Is dat nou zo pijnlijk? Ja, dat is pijnlijk. Want als het op het repareren van mijn fiets aankomt, ben ik helemaal niets waard. Vroeger, toen ik nog twaalf kilometer naar school moest fietsen door Betuwse weilanden, was ik behoorlijk alert op de eerste signalen van een aftakelende fiets. Denk aan het schuddende stuur, de wiebelende trapper, het vreemde tikgeluidje van een losrakende ketting. Bij zo’n teken schakelde ik moeder, broer of stiefvader in om mijn fiets met olie, lucht of magie te lijf te gaan. 

 

Het Betuwse openbaar vervoer is zo achterlijk, dat een losse ketting halverwege mijn tocht zou betekenen dat ik de rest van de weg kon lopen. Mijn verstandige broer – die ongeveer dezelfde weg naar school aflegde maar uiteraard nooit (‘nooit!’) samen met mij – kwam soms thuis met zwarte vegen op zijn handen. Had hij zelf onderweg zijn ketting gefixt. Mijn oplossing voor hetzelfde probleem was: mijn fiets langs de weg parkeren en wederom mijn arme moeder inschakelen om me te komen halen, met auto en fietsendrager. 

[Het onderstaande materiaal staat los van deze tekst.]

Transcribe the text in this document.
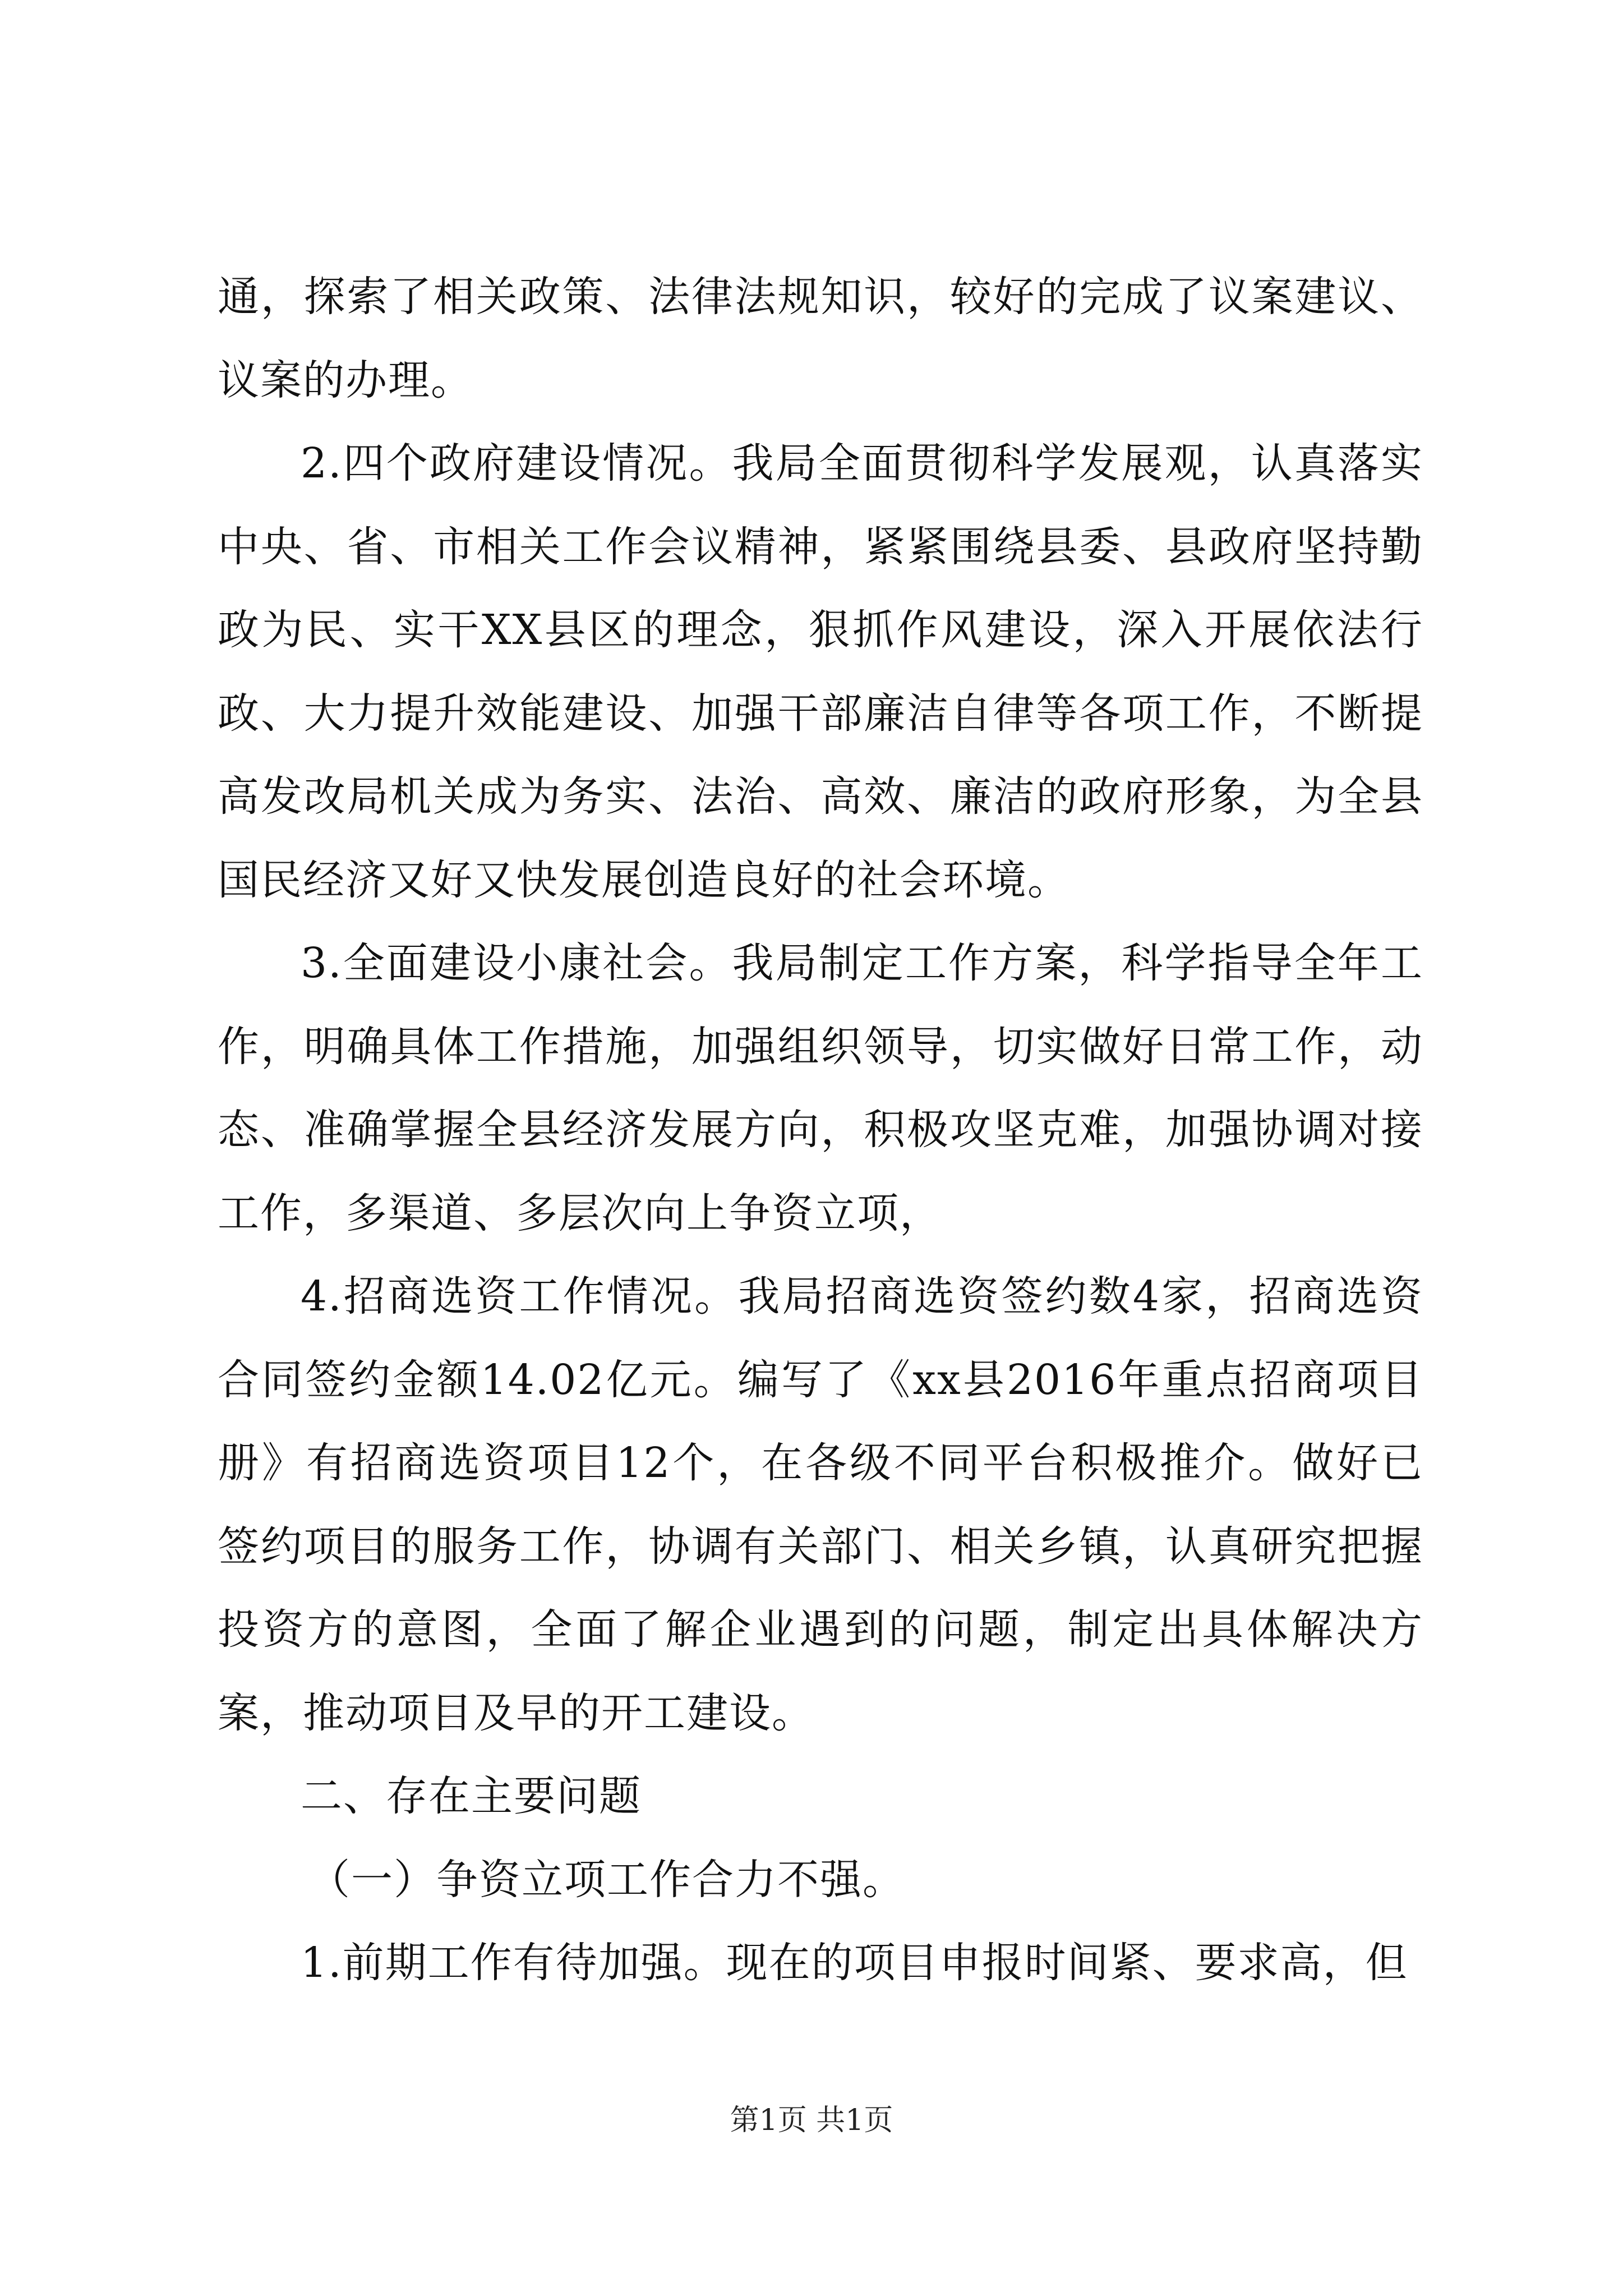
通，探索了相关政策、法律法规知识，较好的完成了议案建议、议案的办理。

2.四个政府建设情况。我局全面贯彻科学发展观，认真落实中央、省、市相关工作会议精神，紧紧围绕县委、县政府坚持勤政为民、实干XX县区的理念，狠抓作风建设，深入开展依法行政、大力提升效能建设、加强干部廉洁自律等各项工作，不断提高发改局机关成为务实、法治、高效、廉洁的政府形象，为全县国民经济又好又快发展创造良好的社会环境。

3.全面建设小康社会。我局制定工作方案，科学指导全年工作，明确具体工作措施，加强组织领导，切实做好日常工作，动态、准确掌握全县经济发展方向，积极攻坚克难，加强协调对接工作，多渠道、多层次向上争资立项，

4.招商选资工作情况。我局招商选资签约数4家，招商选资合同签约金额14.02亿元。编写了《xx县2016年重点招商项目册》有招商选资项目12个，在各级不同平台积极推介。做好已签约项目的服务工作，协调有关部门、相关乡镇，认真研究把握投资方的意图，全面了解企业遇到的问题，制定出具体解决方案，推动项目及早的开工建设。

二、存在主要问题

（一）争资立项工作合力不强。

1.前期工作有待加强。现在的项目申报时间紧、要求高，但

第1页 共1页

‘Tot tweemaal toe ben ik een fiets verloren omdat ik hem met lekke band ergens parkeerde en pas weken later zin had hem weer te gaan zoeken’

Maar nu woon ik weer in Amsterdam, waar de tram nooit ver weg is en zowat elke fiets in een ver stadium van aftakeling verkeert. Het gepiep en gekraak van mijn stalen shetlander kan ik nu tijden ongegeneerd negeren. Tot tweemaal toe ben ik een fiets verloren omdat ik hem met lekke band ergens parkeerde en pas weken later zin had hem weer te gaan zoeken. Onderhoud, wanneer echt nodig, laat ik nu uitvoeren door de fietsenmaker of mijn tegenstribbelende vriend.

‘Natuurlijk is het niet moeilijk om banden op te pompen, dat weet ik ook wel’

Even tussendoor: als je als vrouw een hekel hebt aan banden plakken, hang dat dan nooit aan de grote klok. Vertel het niet aan de vrienden (‘ben jij nou feminist?’), niet aan je ouders (‘hebben we je zo slecht opgevoed?’) en niet aan je seksistische oom (insert vrouwonvriendelijke opmerking). Zelfs de fietsenmaker, die ik in principe goede zaken bezorg, vindt dat ik het eigenlijk zelf moet kunnen. Anders ben ik blijkbaar niet geëmancipeerd. Dat hoor ik nou nooit over knopen aannaaien of strijken, of ander traditioneel vrouwenwerk waar ik ook niet goed in ben.

 

Groot geheim: ik ben helemaal niet bang dat ik geen band kan plakken, ik vind het gewoon saai.

 

Natuurlijk is het niet moeilijk om banden op te pompen, dat weet ik ook wel. Het kost letterlijk een halve minuut, en elk café of universiteitsgebouw heeft wel ergens een pomp staan. Maar ik heb er gewoon nooit zin in. Niet in het gehannes met dat ventieltje, niet in het moeilijk vooroverbuigen, niet in het knijpen om te kijken of de band al hard genoeg is.

 

Om voor zoiets kleins naar de fietsenmaker te gaan, vind ik overdreven. Gelukkig heb ik mijn vriend nog. Vorige week dinsdag zouden we om negen uur voetbal kijken in de stad. Ongeveer vanaf een uur of zeven begon ik met zeggen dat ik voordat we vertrokken ‘nog wel even’ mijn banden moest oppompen. Hij antwoordde, zoals verwacht, dat ik dat lekker zelf mocht uitzoeken. Maar negen uur naderde, en toen hij klaarstond om te vertrekken, had ik – oeps – mijn schoenen nog niet eens aan. Wilde hij, terwijl ik mijn laatste spullen pakte, niet heel even mijn banden oppompen?